Famous Ten Pound Poms from Hollywood actor to Prime Minister and superstar singers

BBC viewers have been tuning into the dramatisation of one of the largest planned migrations of the last century in Ten Pound Poms.

The show, which stars Michelle Keegan, Faye Marsay, from Game of Thrones and Warren Brown, from Luther, among others, follows a group of Brits who leave the UK in a bid to create a greater life in Australia.

With £10 boat tickets, promises of better job prospects, better homes and a better overall quality of life in the sun, around one million Brits made the journey after World War II.

But as the six-part series highlights, life on a new continent isn’t quite what the Brits might have expected when they arrive.

Viewers also might not be aware that there are some very famous real-life Ten Pound Poms.

READ MORE: Ten Pound Poms episode count explained as nightmare worsens for family

Kylie and Dannii Minogue

Sisters Kylie and Dannii Minogue, who were born in Melbourne, are actually the daughters of Ten Pound Poms.

Their parents – car company accountant Ronald Minogue and his wife and former ballet dancer Carole Ann – came over to Australia on the ship Fairsea in 1958.

This means that Kylie and Dannii are of English and Welsh descent, even though their surname is of Irish origin.

Also on board the ship Fairsea was the Gibb family, of Bee Gees fame.
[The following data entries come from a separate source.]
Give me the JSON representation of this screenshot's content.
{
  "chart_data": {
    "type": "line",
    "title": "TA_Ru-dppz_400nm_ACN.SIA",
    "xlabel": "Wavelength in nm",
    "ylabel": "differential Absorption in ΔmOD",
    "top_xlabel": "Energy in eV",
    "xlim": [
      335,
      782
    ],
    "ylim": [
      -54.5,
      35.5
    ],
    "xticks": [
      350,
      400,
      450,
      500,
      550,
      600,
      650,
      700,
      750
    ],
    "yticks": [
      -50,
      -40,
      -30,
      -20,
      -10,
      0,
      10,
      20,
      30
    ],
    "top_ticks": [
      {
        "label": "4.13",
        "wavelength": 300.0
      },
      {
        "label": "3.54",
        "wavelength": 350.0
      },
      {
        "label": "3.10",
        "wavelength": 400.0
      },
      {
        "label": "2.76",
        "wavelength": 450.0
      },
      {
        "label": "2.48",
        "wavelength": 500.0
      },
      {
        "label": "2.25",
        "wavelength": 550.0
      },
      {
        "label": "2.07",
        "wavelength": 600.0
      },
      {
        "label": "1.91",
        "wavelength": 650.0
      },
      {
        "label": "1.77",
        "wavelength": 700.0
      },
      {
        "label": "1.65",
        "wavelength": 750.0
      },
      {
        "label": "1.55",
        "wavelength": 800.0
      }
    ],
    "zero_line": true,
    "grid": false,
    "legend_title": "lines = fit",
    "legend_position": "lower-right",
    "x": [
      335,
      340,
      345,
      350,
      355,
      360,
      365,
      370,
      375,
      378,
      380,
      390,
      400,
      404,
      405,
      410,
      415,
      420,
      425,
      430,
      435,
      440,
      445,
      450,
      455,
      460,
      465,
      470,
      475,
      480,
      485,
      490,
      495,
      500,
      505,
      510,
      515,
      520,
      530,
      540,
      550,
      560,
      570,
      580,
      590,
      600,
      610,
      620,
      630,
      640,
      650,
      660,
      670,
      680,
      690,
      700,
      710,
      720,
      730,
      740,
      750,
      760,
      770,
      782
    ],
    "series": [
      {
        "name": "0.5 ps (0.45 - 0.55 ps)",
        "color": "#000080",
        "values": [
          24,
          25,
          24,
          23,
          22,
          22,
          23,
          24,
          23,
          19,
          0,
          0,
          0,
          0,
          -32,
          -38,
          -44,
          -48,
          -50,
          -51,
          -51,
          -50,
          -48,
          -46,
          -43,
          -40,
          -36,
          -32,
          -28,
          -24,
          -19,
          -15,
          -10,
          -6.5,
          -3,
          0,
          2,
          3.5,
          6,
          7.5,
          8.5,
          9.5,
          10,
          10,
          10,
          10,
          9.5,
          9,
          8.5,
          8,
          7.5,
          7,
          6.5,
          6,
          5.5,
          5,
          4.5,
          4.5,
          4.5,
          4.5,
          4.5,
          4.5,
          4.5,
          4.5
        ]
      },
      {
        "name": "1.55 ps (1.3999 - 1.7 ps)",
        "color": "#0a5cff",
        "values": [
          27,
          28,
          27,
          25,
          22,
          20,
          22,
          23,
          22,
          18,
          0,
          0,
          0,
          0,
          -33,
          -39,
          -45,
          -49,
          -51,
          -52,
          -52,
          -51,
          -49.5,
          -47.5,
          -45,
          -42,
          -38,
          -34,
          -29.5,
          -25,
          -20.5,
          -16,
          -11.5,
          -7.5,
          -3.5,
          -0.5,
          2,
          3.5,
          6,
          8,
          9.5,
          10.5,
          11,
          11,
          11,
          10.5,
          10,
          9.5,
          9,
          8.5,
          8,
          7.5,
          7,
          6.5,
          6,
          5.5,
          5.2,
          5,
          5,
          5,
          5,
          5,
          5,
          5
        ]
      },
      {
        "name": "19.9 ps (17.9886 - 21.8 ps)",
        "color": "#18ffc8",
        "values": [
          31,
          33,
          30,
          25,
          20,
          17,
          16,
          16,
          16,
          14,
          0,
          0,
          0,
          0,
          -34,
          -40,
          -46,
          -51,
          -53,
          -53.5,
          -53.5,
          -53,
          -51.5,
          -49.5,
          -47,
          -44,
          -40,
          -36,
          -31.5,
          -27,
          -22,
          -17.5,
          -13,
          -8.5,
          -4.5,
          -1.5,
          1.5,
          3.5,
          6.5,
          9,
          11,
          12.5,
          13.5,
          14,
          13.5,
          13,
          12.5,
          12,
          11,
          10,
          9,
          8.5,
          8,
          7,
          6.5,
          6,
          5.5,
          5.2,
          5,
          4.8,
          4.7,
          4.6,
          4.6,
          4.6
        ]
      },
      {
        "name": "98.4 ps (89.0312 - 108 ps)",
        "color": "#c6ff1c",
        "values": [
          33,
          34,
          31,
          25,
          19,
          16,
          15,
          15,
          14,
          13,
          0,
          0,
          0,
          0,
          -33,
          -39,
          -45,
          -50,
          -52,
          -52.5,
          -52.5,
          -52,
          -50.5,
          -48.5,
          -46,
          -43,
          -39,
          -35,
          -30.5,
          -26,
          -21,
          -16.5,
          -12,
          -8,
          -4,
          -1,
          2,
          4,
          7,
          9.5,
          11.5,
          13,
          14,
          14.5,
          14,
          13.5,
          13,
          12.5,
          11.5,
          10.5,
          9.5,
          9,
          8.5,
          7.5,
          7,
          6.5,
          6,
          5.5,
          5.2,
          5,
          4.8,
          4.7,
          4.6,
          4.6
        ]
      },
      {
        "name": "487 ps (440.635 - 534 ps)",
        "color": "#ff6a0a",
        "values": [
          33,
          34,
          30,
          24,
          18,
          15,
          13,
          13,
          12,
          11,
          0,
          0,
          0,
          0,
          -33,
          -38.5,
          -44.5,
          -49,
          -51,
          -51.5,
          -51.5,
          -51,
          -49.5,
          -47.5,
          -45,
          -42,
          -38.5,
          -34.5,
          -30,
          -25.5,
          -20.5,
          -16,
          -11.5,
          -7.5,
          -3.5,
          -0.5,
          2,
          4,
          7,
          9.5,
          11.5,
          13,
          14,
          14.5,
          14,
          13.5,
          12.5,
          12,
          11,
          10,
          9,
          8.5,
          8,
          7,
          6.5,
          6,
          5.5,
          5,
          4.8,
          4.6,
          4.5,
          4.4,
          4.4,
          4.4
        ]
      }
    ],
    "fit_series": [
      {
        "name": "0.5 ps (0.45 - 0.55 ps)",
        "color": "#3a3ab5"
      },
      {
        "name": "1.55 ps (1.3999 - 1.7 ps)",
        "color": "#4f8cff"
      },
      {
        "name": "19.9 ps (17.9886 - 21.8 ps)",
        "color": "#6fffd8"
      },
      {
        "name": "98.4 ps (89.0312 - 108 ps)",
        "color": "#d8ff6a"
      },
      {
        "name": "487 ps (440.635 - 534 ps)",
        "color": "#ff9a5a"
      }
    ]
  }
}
The brothers spent their first few years in the UK before they moved to Queensland. They also started their musical careers in Australia.

Hugh Jackman

Star of The Greatest Showman, Les Miserables and many more box office hit movies and stage shows, Hugh Jackman is the son of two Ten Pound Poms.

Even though Hugh was born in Sydney, his parents migrated from England to Australia in 1967 as part of the immigration scheme.

Julia Gillard and Tony Abbott

Two former Australian Prime Ministers, Julia Gillard and Tony Abbott, also started out life in the UK.

Julia migrated with her family from Barry in Glamorgan, Wales in 1966 when she was four years old.

Her parents actually made the move in a bid to help cure Julia’s lung infection, with them hoping that the warmer climate would help.

Tony meanwhile migrated to Australia in 1960. His father had already lived in Australia, after arriving at the beginning of World War II, while his mother was an Australian expat living in the UK when he was born.

Ten Pound Poms airs weekly on Sunday nights at 9pm on BBC or all six episodes are available to watch now on the iPlayer.